Mais l’urgence est ailleurs. « On va activer la justice, mais la justice c’est long. Les salariés c’est maintenant qu’ils ont besoin d’argent », insiste Alexandra Dupuy, avocate de la CGT, déplorant que seuls deux cabinets de mandataires judiciaires aient été chargés du traitement des 10 000 dossiers.
Or, c’est à eux qu’il advient de transmettre les pièces nécessaires à l’Association pour la gestion du régime de garantie des créances des salariés (AGS) pour le versement des impayés.

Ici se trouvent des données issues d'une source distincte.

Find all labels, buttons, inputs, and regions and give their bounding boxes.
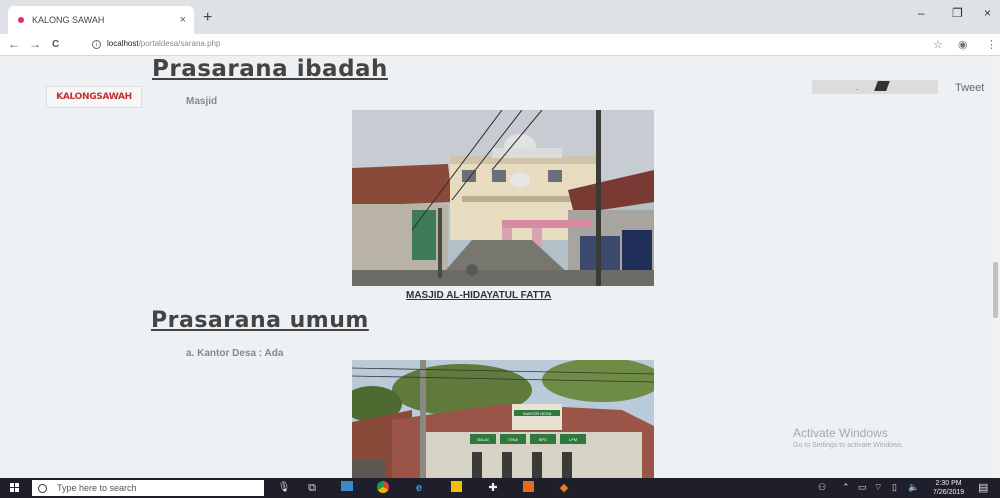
restore-button[interactable]: ❐	[952, 6, 963, 20]
battery-icon[interactable]: ▯	[892, 482, 897, 493]
url-field[interactable]: i localhost/portaldesa/sarana.php	[92, 39, 220, 49]
close-window-button[interactable]: ×	[984, 6, 991, 20]
network-icon[interactable]: ▭	[858, 482, 867, 493]
wifi-icon[interactable]: ⌔	[874, 482, 882, 493]
activate-subtitle: Go to Settings to activate Windows.	[793, 442, 904, 449]
taskbar-search-placeholder: Type here to search	[57, 483, 137, 493]
kantor-desa-label: a. Kantor Desa : Ada	[186, 348, 284, 359]
office-board-1: BALAI	[477, 437, 488, 442]
minimize-button[interactable]: –	[918, 6, 925, 20]
volume-icon[interactable]: 🔈	[908, 482, 919, 493]
forward-button[interactable]: →	[29, 37, 41, 51]
microphone-icon[interactable]: 🎙	[277, 481, 291, 495]
notifications-icon[interactable]: ▤	[978, 481, 988, 494]
new-tab-button[interactable]: +	[203, 9, 212, 27]
browser-menu-icon[interactable]: ⋮	[986, 38, 997, 51]
office-board-4: LPM	[569, 437, 577, 442]
mosque-photo	[352, 110, 654, 286]
village-office-photo-svg: KANTOR DESA BALAI ITINA BPD LPM	[352, 360, 654, 478]
site-info-icon[interactable]: i	[92, 40, 101, 49]
clock-date: 7/26/2019	[933, 489, 965, 496]
office-taskbar-icon[interactable]	[521, 481, 535, 495]
scrollbar-thumb[interactable]	[993, 262, 998, 318]
share-icon	[874, 81, 890, 91]
office-board-3: BPD	[539, 437, 547, 442]
taskbar-clock[interactable]: 2:30 PM 7/26/2019	[933, 479, 964, 497]
masjid-label: Masjid	[186, 96, 218, 107]
office-sign-text: KANTOR DESA	[523, 411, 552, 416]
heading-prasarana-umum: Prasarana umum	[151, 308, 369, 333]
back-button[interactable]: ←	[8, 37, 20, 51]
search-circle-icon	[38, 483, 47, 493]
task-view-icon[interactable]: ⧉	[305, 481, 319, 495]
store-taskbar-icon[interactable]	[449, 481, 463, 495]
share-dot: .	[856, 83, 859, 92]
people-icon[interactable]: ⚇	[818, 482, 826, 493]
app-taskbar-icon[interactable]: ✚	[486, 481, 500, 495]
edge-taskbar-icon[interactable]: e	[412, 481, 426, 495]
activate-windows-watermark: Activate Windows Go to Settings to activ…	[793, 426, 904, 449]
windows-taskbar: Type here to search 🎙 ⧉ e ✚ ◆ ⚇ ⌃ ▭ ⌔ ▯ …	[0, 478, 1000, 498]
browser-tab[interactable]: KALONG SAWAH ×	[8, 6, 194, 34]
tray-chevron-icon[interactable]: ⌃	[842, 482, 850, 493]
village-office-photo: KANTOR DESA BALAI ITINA BPD LPM	[352, 360, 654, 478]
tab-close-icon[interactable]: ×	[180, 14, 186, 26]
xampp-taskbar-icon[interactable]	[340, 481, 354, 495]
bookmark-star-icon[interactable]: ☆	[933, 38, 943, 51]
share-widget[interactable]: .	[812, 80, 938, 94]
mosque-photo-svg	[352, 110, 654, 286]
address-bar-row: ← → C i localhost/portaldesa/sarana.php ☆…	[0, 34, 1000, 56]
office-board-2: ITINA	[508, 437, 519, 442]
reload-button[interactable]: C	[52, 39, 59, 50]
profile-icon[interactable]: ◉	[958, 38, 968, 51]
chrome-taskbar-icon[interactable]	[376, 481, 390, 495]
heading-prasarana-ibadah: Prasarana ibadah	[152, 56, 388, 82]
page-content: Prasarana ibadah KALONGSAWAH Masjid . Tw…	[0, 56, 1000, 478]
windows-start-icon[interactable]	[10, 483, 20, 493]
favicon-icon	[18, 17, 24, 23]
url-host: localhost	[107, 39, 139, 48]
tab-strip: KALONG SAWAH × + – ❐ ×	[0, 0, 1000, 34]
url-path: /portaldesa/sarana.php	[138, 39, 221, 48]
sublime-taskbar-icon[interactable]: ◆	[557, 481, 571, 495]
site-logo[interactable]: KALONGSAWAH	[46, 86, 142, 108]
activate-title: Activate Windows	[793, 426, 888, 440]
taskbar-search-box[interactable]: Type here to search	[32, 480, 264, 496]
tweet-link[interactable]: Tweet	[955, 82, 984, 94]
tab-title: KALONG SAWAH	[32, 15, 105, 25]
mosque-caption: MASJID AL-HIDAYATUL FATTA	[406, 290, 552, 301]
clock-time: 2:30 PM	[935, 480, 962, 487]
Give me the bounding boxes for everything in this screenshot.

En plus du grand nombre de licenciés, leur « système de paie qui implique et entremêle plusieurs sociétés du groupe et des prestataires complexifie le travail du mandataire judiciaire », souligne Antonin Blanckaert, directeur général de l’AGS qui assure qu’un « dispositif exceptionnel » a bien été mis en place pour, dès réception des pièces, débloquer les fonds en vingt-quatre heures.
Une délégation a été reçue mardi 8 octobre, à midi, au ministère de l’industrie. Interpellé ensuite lors des questions d’actualité à l’Assemblée nationale, le ministre Marc Ferracci s’est engagé à faire en sorte que les salaires dus soient payés rapidement, tout en mobilisant les services de l’Etat pour aider ces salariés peu qualifiés à retrouver du travail.